For too many so-called reformers, it has become an article of faith that teaching need not be a true profession or calling - that teaching is something anyone can do for a couple of years before going on to a "real" job. All teachers really have to do, they reason, is prepare children to fill in the right bubbles on standardized tests.
That idea has been taken to cynical lengths by some politicians who see it as a way to create education systems on the cheap. No need for salary schedules, expensive health insurance coverage or pension plans as long as schools are revolving doors for idealistic young folks operating on a peace corps model.
Which should not be the point of alternative certification. As Monaghan wrote, "Of course, we appreciate the opportunities and advantages associated with making it possible for people trained in other disciplines to come into our classrooms. They can bring fresh perspectives and specialized information that can serve our students well."

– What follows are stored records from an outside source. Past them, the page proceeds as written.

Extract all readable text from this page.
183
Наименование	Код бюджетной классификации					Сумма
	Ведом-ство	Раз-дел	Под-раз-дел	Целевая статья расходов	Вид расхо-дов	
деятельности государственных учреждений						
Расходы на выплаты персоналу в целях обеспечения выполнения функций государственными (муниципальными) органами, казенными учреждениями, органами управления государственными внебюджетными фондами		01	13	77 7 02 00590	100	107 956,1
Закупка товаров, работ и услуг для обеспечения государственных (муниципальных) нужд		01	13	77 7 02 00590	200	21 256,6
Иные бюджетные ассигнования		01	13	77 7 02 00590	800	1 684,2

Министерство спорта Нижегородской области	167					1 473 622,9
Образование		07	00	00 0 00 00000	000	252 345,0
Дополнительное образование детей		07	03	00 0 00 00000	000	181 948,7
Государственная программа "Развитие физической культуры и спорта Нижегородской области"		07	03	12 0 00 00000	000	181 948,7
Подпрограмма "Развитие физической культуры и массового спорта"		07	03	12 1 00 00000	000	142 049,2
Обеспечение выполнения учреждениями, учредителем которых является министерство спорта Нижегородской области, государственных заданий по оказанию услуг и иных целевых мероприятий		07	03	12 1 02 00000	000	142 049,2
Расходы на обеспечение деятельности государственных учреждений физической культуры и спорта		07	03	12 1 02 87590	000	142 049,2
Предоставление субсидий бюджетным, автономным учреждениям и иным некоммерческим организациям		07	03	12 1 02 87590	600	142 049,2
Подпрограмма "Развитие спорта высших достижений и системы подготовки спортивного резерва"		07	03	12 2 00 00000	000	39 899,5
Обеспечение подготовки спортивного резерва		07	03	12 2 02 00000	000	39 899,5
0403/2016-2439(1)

Whether teachers enter our profession through traditional routes, or make a commitment to education through alternative certification later in life, they deserve the respect due to professionals.
"(W)e reject Pullman’s apparent belief that better education for children will be the outcome of a transitional teacher corps' Monaghan concluded. "Pullman’s letter is frankly insulting and does a disservice to honorable members of a most honorable and critical profession."